Mueller v. Buenger
Decision Date | 23 November 1904 |
Citation | 83 S.W. 458,184 Mo. 458 |
Court | Missouri Supreme Court |
Parties | MUELLER v. BUENGER. |
2. A will devised to testator's niece a certain described farm, and also his interest in a tract of land owned by himself jointly with another. Particular devises were then made to brothers and sisters and a nephew, and a concluding clause gave testator's wife all the remainder of his property, both real and personal, which he might possess at his death, except the property mentioned in the first part of the will, for her natural life, with remainder to designated persons. After the making of the will the testator acquired the interest of his co-owner in the land, his interest in which he had devised to his niece. Held, that the subsequently acquired interest did not pass under the particular devise to the niece, but passed under the residuary clause to testator's widow and the remaindermen therein mentioned.
3. Where a will, after containing certain legacies, devised to testator's wife the residue of all the real and personal property that he owned at the date of the will, and also the residue of all "I may possess at my death," it gave to the wife any property he might acquire between the date of the execution of the will and the date of his death.
Appeal from Circuit Court, St. Louis County; Jno. W. McElhinney, Judge.

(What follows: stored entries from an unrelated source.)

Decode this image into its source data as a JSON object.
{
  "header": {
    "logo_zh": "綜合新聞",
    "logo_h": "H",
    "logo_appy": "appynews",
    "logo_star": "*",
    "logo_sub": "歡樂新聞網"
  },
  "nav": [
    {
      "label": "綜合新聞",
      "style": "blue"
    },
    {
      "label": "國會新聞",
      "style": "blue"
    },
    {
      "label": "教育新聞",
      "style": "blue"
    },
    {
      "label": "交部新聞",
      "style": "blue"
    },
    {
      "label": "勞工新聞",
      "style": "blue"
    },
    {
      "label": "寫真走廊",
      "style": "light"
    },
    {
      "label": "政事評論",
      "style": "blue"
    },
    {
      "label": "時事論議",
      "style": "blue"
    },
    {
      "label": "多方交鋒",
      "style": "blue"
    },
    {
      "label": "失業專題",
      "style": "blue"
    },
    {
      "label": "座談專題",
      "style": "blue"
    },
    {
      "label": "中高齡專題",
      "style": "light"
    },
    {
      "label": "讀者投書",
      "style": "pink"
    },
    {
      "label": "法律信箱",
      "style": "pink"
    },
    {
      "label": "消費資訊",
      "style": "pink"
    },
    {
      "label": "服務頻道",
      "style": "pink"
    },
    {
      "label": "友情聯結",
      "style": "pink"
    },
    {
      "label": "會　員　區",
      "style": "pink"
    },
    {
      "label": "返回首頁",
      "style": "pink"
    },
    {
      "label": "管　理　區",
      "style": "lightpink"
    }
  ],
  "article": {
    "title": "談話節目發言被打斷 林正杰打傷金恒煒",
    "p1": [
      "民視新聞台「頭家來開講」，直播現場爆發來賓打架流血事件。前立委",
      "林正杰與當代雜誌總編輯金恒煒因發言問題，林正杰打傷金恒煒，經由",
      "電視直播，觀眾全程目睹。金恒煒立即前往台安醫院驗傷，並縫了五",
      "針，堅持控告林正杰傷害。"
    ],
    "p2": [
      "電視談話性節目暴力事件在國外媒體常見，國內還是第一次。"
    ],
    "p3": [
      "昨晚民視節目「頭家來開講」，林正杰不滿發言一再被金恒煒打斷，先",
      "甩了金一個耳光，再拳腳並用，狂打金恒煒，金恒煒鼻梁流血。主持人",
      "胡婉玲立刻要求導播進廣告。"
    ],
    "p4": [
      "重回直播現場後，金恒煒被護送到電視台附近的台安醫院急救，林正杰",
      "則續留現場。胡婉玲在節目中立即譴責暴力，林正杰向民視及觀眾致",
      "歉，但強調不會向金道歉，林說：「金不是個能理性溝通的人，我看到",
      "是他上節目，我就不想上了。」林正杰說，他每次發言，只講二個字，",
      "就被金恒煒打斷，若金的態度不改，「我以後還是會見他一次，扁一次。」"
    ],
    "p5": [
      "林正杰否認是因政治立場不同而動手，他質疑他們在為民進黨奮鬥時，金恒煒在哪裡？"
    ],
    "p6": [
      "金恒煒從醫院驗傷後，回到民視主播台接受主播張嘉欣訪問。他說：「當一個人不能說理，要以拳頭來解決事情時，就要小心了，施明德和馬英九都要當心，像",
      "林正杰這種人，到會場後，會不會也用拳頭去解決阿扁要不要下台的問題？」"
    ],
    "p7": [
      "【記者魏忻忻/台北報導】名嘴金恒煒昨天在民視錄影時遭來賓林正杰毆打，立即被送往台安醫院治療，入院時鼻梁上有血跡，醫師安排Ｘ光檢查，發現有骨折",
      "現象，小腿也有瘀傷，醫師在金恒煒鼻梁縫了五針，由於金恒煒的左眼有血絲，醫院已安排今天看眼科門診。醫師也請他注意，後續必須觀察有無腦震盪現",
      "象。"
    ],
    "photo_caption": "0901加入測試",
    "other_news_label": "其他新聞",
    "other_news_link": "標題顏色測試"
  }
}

Action by Sophia B. Mueller against Mina Buenger. From a judgment for defendant, plaintiff appeals. Affirmed.
Geo. W. Lubke, Jr., for appellant. Geo. W. Wolff, for respondent.
This is an action under section 650, Rev. St. 1899, to determine the interests of the parties, under the will of William Buenger, to 53 arpens of land in St. Louis county. The plaintiff claims title to the whole of the land, except an undivided one twenty-fourth thereof, which is vested in the heirs of Ann T. Hume; and the defendant claims that the plaintiff is only entitled to an undivided one-half of the land, and that she is entitled to a life estate in the other half thereof, with remainder to Annie Holtman, her child by her first marriage, and, in the event of her death without issue, then the remainder to go to certain persons named in the will. The plaintiff is a niece of the testator, and the defendant is his widow.
At the trial the plaintiff showed that at the date of the will William Buenger owned a certain farm in St. Louis county, containing 50 arpens, and known as the Franklin farm, and that at the date of the will he also owned an undivided one-half interest in the 53 arpens; the other half interest being at that time (less the one twenty-fourth of said other half, which was vested in the heirs of Ann T. Hume) vested in Joseph L. Hyatt. He also owned other real and personal property, which is not in controversy here. Being so possessed, said William Buenger made his will on January 29, 1889. That will was as follows:
The plaintiff also showed that, after the execution of his will, William Buenger, to wit, on April 25, 1895, acquired the other half of the 53 arpens (less the one twenty-fourth thereof aforesaid) that had been owned by Joseph L. Hyatt.
This was all the evidence offered by the plaintiff, and was all the evidence adduced in the case, for the court excluded the evidence offered to be introduced by the defendant "tending to prove the circumstances, surroundings, situation, and family relations of William Buenger, the objects of his bounty, and extent and value of his estate, and also the statements of the testator, made before and after the execution of the will, as to his intentions." The court then rendered judgment in favor of the defendant, and adjudged the plaintiff to be entitled to an undivided one-half interest in the 53 arpens, and the defendant entitled to a life estate in the other part acquired from Hyatt, and her daughter and the persons named in the residuum clause of the will entitled to the remainder in that part. From that judgment the plaintiff appealed.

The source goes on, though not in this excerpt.